Why I'm sticking with Gatsby

I ran into an issue in 2022 where my Gatsby site stopped working locally. It stopped working in the sense that despite creating a fresh clone, npm install would never succeed. I couldn't find a simple fix to get things working, so gave up trying to update my site. Every so often, I'd get the urge to write a blog post, or update my homepage, then quickly remember why it'd been so long since I last updated anything.

Occasionally, I'd embark on a journey that'd get me really close to a new, functional site. But I'd quickly lose the will to finish things when I was 80 percent there--wrapping up that last 20 percent felt impossible. I'd end up in this cycle, in large part, because I kept trying things that were too complex, overdone, and trying for perfection over progress--or in this case, perfection over function.

For example, I tried using Next.js in combination with TinaCMS. We use Next.js as our React framework at Valon, so I'm very familiar with it. I successfully got things rendering mostly the way I wanted, but there were a lot of tradeoffs I had to make that I didn't love. For example:

  1. restructuring all my content, especially everything in the posts directory
  2. moving all the images to the public directory, instead of keeping them co-located with the content
  3. completely breaking my existing URL structure (or fighting with rewrites)

Sure, I was able to get a nice writing experience, and I could still write my posts in MDX as a fallback, but the developer experience just wasn't for me. And if the developer experience wasn't for me, I suspected the writing experience may also not be to my liking.

A separate attempt I'd made involved starting fresh with Gatsby. I got really far with this one, but kept coming back to the idea that Next.js was probably a better choice--it's more popular, I use it at work, etc. I was essentially giving up on Gatsby because it wasn't the popular kid anymore. A couple weeks back, I challenged myself to see how far I could get building a fresh v2 of my Gatsby site using the infrastructure (new components, backend things, etc.) I'd built in various attempts to get my site functioning again.

One of the reasons I kept coming back to Gatsby is how easy it is to quickly spin up a site that uses markdown for content. I moved all my content to markdown / MDX when I first migrated to Gatsby several years ago, and as far as editing experiences go, it's great. It's not fussy, and it's flexible enough that I can use custom React components. Getting this iteration of my site going was as simple as answering "yes" to add markdown / MDX support during the npm init gatsby script.

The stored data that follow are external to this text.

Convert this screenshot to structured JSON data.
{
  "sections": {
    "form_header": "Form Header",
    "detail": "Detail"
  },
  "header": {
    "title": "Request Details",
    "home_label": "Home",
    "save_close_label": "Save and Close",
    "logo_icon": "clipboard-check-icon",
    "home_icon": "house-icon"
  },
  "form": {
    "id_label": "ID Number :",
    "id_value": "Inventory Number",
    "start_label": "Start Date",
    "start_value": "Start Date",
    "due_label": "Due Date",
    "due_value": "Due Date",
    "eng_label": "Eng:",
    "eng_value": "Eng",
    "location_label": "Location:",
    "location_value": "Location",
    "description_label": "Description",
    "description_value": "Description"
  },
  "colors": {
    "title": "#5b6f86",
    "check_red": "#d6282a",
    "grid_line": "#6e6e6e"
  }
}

While GraphQL is generally overkill for the type of site I have, I really like working with it. The gatsby-source-filesystem plugin, along with a simple configuration in gatsby-config.ts, makes all my markdown content readily available in GraphQL. I can use gatsby-node.ts to customize the GraphQL resolvers as I see fit. For example, I updated all Mdx content to add slug and timeToRead fields:

// Allows us to inject custom fields into our data.
export const onCreateNode: GatsbyNode['onCreateNode'] = ({
  node,
  getNode,
  actions: { createNodeField },
}) => {
  if (node.internal.type === 'Mdx') {
    const slug = createFilePath({
      node,
      getNode,
      basePath: `${__dirname}/content/posts`,
      trailingSlash: false,
    });

    // Adds { field: { slug } } to the query result.
    createNodeField({
      node,
      name: 'slug',
      value: getPostSlug(slug),
    });

    // Add { field: { timeToRead } } to query result.
    createNodeField({
      node,
      name: 'timeToRead',
      value: readingTime((node as any).body),
    });
  }
};

Candidly, I didn't really understand the power of working with gatsby-node for the first iteration of my Gatsby site. Only after working with GraphQL in the past three years has it truly made sense, but I love it nonetheless--it's a really neat way of working with backend data.

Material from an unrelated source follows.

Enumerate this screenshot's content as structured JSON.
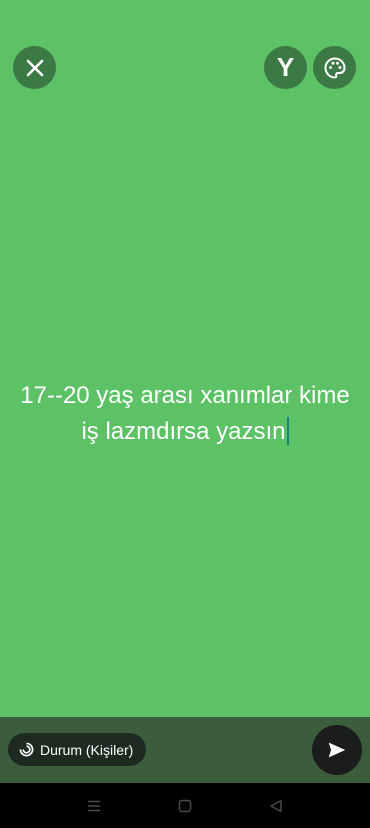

I spun up a v2 of this site in about 11 hours. In comparison, I spent 20+ hours on trying to get my site working on Next.js, and didn't get anywhere close to deployment.

All this to say, maybe personal sites aren't that deep? And instead, maybe that time is better spent actually writing. Sure, you can learn a lot by building out a site with new tech and all that, but it's just as easy for that technology to get in the way of actually releasing the app, publishing the post, etc.